Comment by ModernMech

3 months ago

It makes sense from a historical perspective. Tables are a thing in many languages, just not the ones that mainstream devs use. In fact, if you rank programming languages by usage outside of devs, the top languages all have a table-ish metaphor (SQL, Excel, R, Matlab).

The languages devs use are largely Algol derived. Algol is a language that was used to express algorithms, which were largely abstractions over Turing machines, which are based around an infinite 1D tape of memory. This model of 1D memory was built into early computers, and early operating systems and early languages. We call it "mechanical sympathy".

Meanwhile, other languages at the same time were invented that weren't tied so closely to the machine, but were more for the purpose of doing science and math. They didn't care as much about this 1D view of the world. Early languages like Fortran and Matlab had notions of 2D data matrices because math and science had notions of 2D data matrices. Languages like C were happy to support these things by using an array of pointers because that mapped nicely to their data model.

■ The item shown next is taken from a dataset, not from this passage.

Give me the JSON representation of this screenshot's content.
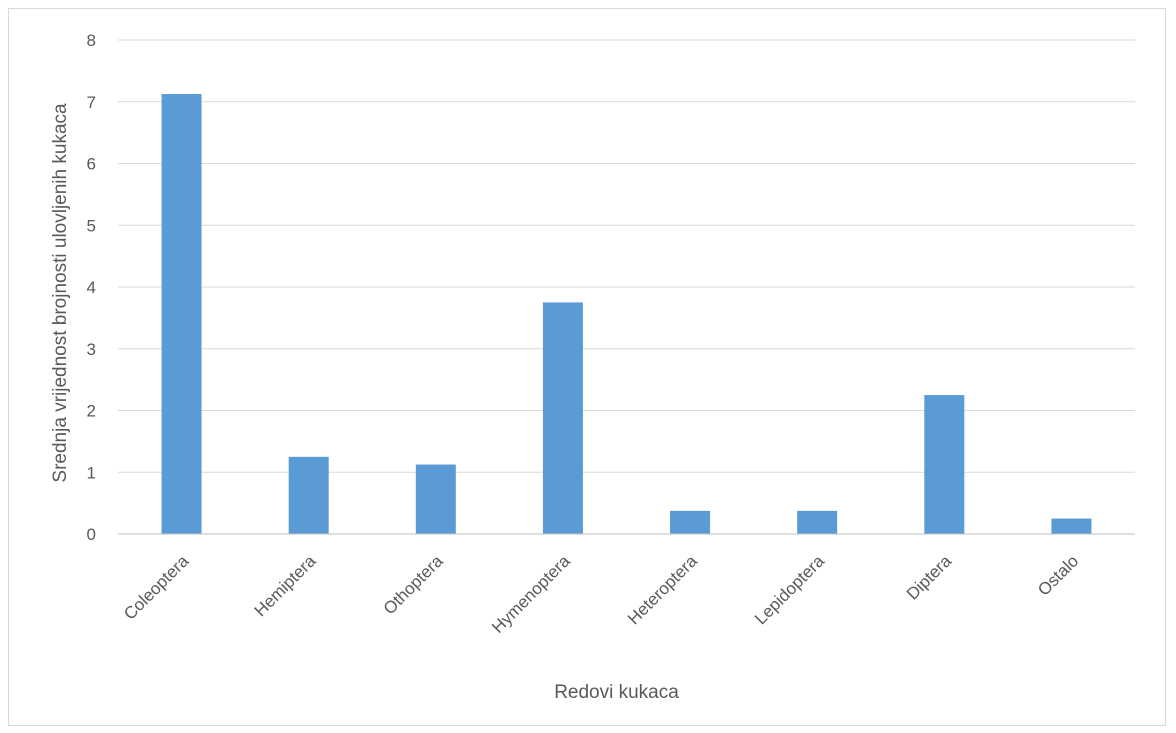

The same thing can be said for 1-based and 0-based indexing -- languages like Matlab, R, and Excel are 1-based because that's how people index tables; whereas languages like C and Java are 0-based because that's how people index memory.

1 comment

ModernMech

cb321 3 months ago

As a slight refinement of your point, C does have storage map based N-D arrays/tensors like Fortran, just with the old column-major/row-major difference and a clunky "multiple [][]" syntax. There was just a restriction early on to need compile-time known dimensions to the arrays (up to the final dimension, anyway) because it was a somewhat half-done/half-supported thing - and because that also fit the linear data model well. So, it is also common to see char *argv[] like arrays of pointers or in numerics sometimes libraries which do their own storage map equations from passed dimensions.

Also, the linear memory model itself is not really only because of Algol/Turing machines/theoretical CS/"early" hardware and mechanical sympathy. DRAM has rows & columns internally, but byte addressability leads to hiding that from HW client systems (unless someone is doing a rowhammer attack or something). More random access than tape rewind/fast forward is indeed a huge deal, but I think the actual popularity of linearity just comes from its simplicity as an interface more than anything else. E.g.s, segmented x86 memory with near/far pointers was considered ugly relative to a big 32-bit address space and disk files and other allocation arenas have internally a large linear address/seek spaces. People just want to defer using >1 number until they really need to. People learn univariate-X before they learn multivariate-X where X could be calculus, statistics, etc., etc.